Rezension: Wut auf Differenz (Ulrike Marz, 2023)

Ulrike Marz: Wut auf Differenz: Kritische Theorie und die Kritik des Rassismus. Monographie, transcript Verlag, 2023.

Rezension: Joshua Makalintal

In der heutigen Zeit, in der antirassistische soziale Bewegungen zunehmend an Bedeutung gewinnen, ist die Notwendigkeit, eine rassismuskritische Gesellschaftstheorie voranzubringen, wichtiger denn je. Die kürzlich erschienene Monographie von Ulrike Marz ist ein Versuch, zu dieser Agenda beizutragen, indem sie die wesentlichen Erkenntnisse der ersten Generation Kritischer Theoretiker der Frankfurter Schule aufgreift. Es ist ein anspruchsvolles Projekt, das auch auf den eigenen bisherigen Forschungsarbeiten der Autorin aufbaut. Trotz seines akademischen Charakters kann man die Lesbarkeit des Buches für ein allgemeines Lesepublikum loben, insbesondere das eigene Kapitel zur methodischen Reflexion des Kritikbegriffs. sowie die Gliederung der Ausführungen in die einzelnen siebzehn Thesen zum Schluss.

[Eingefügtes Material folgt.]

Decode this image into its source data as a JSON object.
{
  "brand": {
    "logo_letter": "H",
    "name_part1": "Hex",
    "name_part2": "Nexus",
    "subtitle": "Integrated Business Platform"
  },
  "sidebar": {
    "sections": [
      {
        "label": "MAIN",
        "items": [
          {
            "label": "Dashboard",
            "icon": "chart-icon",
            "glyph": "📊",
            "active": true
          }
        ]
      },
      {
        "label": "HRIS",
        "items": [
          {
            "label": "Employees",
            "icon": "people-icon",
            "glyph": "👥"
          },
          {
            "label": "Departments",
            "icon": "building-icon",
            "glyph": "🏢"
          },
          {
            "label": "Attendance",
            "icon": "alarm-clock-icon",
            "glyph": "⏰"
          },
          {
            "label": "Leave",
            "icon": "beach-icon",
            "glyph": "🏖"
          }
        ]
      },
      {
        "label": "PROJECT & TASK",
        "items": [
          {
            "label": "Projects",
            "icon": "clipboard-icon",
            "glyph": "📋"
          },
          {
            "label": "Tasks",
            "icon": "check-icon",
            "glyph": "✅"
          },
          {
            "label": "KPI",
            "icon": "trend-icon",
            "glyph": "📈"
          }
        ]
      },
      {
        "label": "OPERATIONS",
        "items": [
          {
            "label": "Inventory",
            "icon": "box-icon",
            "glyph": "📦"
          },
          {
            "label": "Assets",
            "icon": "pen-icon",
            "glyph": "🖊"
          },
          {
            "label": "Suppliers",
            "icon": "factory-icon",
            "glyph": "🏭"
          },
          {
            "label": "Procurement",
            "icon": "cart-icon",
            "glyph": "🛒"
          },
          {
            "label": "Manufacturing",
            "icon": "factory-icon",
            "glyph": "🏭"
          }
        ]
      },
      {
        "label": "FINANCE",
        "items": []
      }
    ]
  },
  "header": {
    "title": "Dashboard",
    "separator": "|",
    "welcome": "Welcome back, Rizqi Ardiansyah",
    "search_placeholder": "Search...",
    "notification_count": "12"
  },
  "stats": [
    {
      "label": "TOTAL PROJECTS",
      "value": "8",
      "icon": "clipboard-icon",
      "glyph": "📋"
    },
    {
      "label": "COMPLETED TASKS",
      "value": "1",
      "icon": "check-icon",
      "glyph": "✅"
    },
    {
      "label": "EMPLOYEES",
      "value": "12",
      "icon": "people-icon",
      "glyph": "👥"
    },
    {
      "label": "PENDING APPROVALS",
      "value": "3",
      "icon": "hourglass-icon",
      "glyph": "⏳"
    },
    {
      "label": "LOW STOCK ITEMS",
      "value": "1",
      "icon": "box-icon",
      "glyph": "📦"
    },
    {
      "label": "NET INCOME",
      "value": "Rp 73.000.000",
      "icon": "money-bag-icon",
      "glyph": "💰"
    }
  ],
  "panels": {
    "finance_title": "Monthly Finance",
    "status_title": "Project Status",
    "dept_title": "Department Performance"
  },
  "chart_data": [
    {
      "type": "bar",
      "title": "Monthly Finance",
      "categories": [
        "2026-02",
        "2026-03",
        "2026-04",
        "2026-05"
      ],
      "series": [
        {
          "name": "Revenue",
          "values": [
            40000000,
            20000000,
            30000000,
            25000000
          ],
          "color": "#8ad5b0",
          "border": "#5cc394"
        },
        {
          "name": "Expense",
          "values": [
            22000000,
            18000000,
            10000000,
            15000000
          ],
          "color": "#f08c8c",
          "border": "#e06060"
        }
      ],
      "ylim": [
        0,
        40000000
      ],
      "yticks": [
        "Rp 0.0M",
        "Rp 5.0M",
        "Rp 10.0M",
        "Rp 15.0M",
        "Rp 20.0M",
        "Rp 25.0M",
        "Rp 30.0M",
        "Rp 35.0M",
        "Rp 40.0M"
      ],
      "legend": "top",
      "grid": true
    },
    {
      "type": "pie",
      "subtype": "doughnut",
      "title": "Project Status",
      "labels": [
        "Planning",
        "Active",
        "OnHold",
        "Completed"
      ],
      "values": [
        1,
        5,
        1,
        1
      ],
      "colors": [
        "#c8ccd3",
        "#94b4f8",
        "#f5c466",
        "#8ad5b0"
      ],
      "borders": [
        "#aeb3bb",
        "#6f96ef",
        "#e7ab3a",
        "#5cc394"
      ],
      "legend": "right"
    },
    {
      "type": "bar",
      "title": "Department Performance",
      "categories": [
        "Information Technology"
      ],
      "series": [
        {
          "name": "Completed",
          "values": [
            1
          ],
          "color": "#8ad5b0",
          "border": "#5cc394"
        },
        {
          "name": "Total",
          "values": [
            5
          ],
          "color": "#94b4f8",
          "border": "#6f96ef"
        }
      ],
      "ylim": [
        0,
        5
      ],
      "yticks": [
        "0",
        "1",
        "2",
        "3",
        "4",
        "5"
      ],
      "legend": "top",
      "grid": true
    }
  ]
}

Die Gesamtargumentation greift jedoch zu kurz, insbesondere im Hinblick auf ein zunehmend globales, heterogenes Terrain sozialwissenschaftlicher Rassismusforschung, die auf andere (von der Kritischen Theorie geprägte) Denktraditionen aufbaut und diese erweitert. Marz‘ Buch bleibt erwartungsgemäß in einem Rahmen, der symptomatisch ist für die meisten gesellschaftstheoretischen Werke, die in der deutschsprachigen Sozialtheorie verhaftet sind. Es ist ein Rahmen, der sich leider weigert, sich gründlich und ernsthaft mit dem eurozentrischen Charakter der Kritischen Theorie zu befassen. Obwohl die Autorin betont, dass sie sich nicht auf einen „dogmatischen Kanon“ einer kritisch-theoretischen Tradition als Referenz bezieht, steht dies im Widerspruch zu der bestimmten Lektüre, auf die sie sich in erheblichem Maße stützt und die folglich ihre eigene theoretische Provinzialität widerspiegelt.

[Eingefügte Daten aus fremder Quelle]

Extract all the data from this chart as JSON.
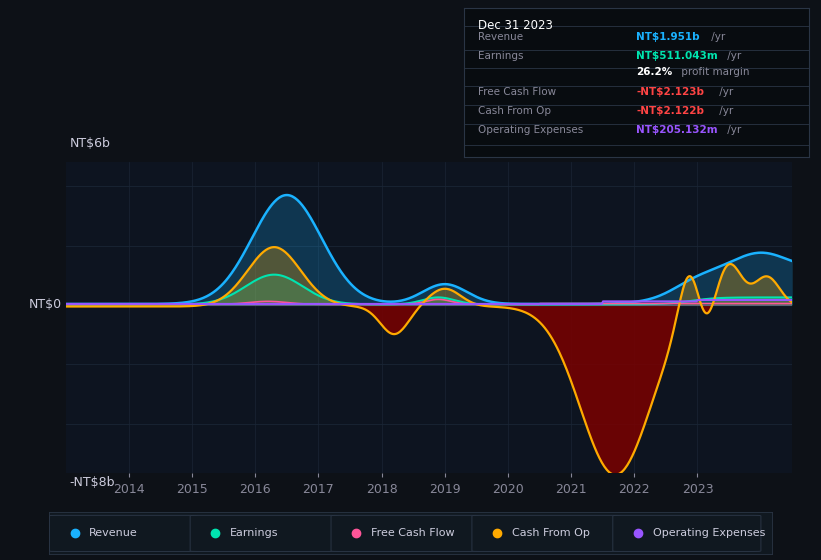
{
  "background_color": "#0d1117",
  "plot_bg_color": "#0d1420",
  "ylabel_top": "NT$6b",
  "ylabel_zero": "NT$0",
  "ylabel_bottom": "-NT$8b",
  "ylim": [
    -8.5,
    7.2
  ],
  "xlim": [
    2013.0,
    2024.5
  ],
  "xticks": [
    2014,
    2015,
    2016,
    2017,
    2018,
    2019,
    2020,
    2021,
    2022,
    2023
  ],
  "grid_color": "#1a2535",
  "zero_line_color": "#556677",
  "colors": {
    "revenue": "#1ab2ff",
    "earnings": "#00e5b0",
    "free_cash_flow": "#ff5599",
    "cash_from_op": "#ffaa00",
    "operating_expenses": "#9955ff"
  },
  "legend_items": [
    {
      "label": "Revenue",
      "color": "#1ab2ff"
    },
    {
      "label": "Earnings",
      "color": "#00e5b0"
    },
    {
      "label": "Free Cash Flow",
      "color": "#ff5599"
    },
    {
      "label": "Cash From Op",
      "color": "#ffaa00"
    },
    {
      "label": "Operating Expenses",
      "color": "#9955ff"
    }
  ],
  "info_box_title": "Dec 31 2023",
  "info_rows": [
    {
      "label": "Revenue",
      "value": "NT$1.951b",
      "suffix": " /yr",
      "color": "#1ab2ff"
    },
    {
      "label": "Earnings",
      "value": "NT$511.043m",
      "suffix": " /yr",
      "color": "#00e5b0"
    },
    {
      "label": "",
      "value": "26.2%",
      "suffix": " profit margin",
      "color": "#ffffff"
    },
    {
      "label": "Free Cash Flow",
      "value": "-NT$2.123b",
      "suffix": " /yr",
      "color": "#ff4444"
    },
    {
      "label": "Cash From Op",
      "value": "-NT$2.122b",
      "suffix": " /yr",
      "color": "#ff4444"
    },
    {
      "label": "Operating Expenses",
      "value": "NT$205.132m",
      "suffix": " /yr",
      "color": "#9955ff"
    }
  ]
}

Jeglicher emanzipatorische Ansatz, der darauf abzielt, Rassismus in unserer gegenwärtigen globalisierten Welt ideologiekritisch zu theoretisieren und entgegenzutreten, muss die Herausforderung erkennen, auch den eurozentrischen normativen Grundlagen der vorherrschenden Wissenssysteme zu widerstehen. Die klassische Kritische Theorie hat sich in dieser Hinsicht leider als gleichgültig und schweigend erwiesen; Fragen der imperialen Ausbeutung und Unterwerfung wurden von ihr beispielsweise gravierend vernachlässigt. Der erste Schritt zur Überwindung dieser Vernachlässigung besteht darin, sie anzuerkennen, jedoch wurde diese Erkenntnis in dem Buch bedauerlicherweise heruntergespielt. Wenn man die Funktion der Kritischen Theorie als „Vermittlerin theoretischer Vereinseitigungen“ tatsächlich verwirklichen will, muss man sich ebenfalls bemühen, ihre antirassistischen und antikolonialen Defizite explizit und in gutem Glauben aufzuarbeiten.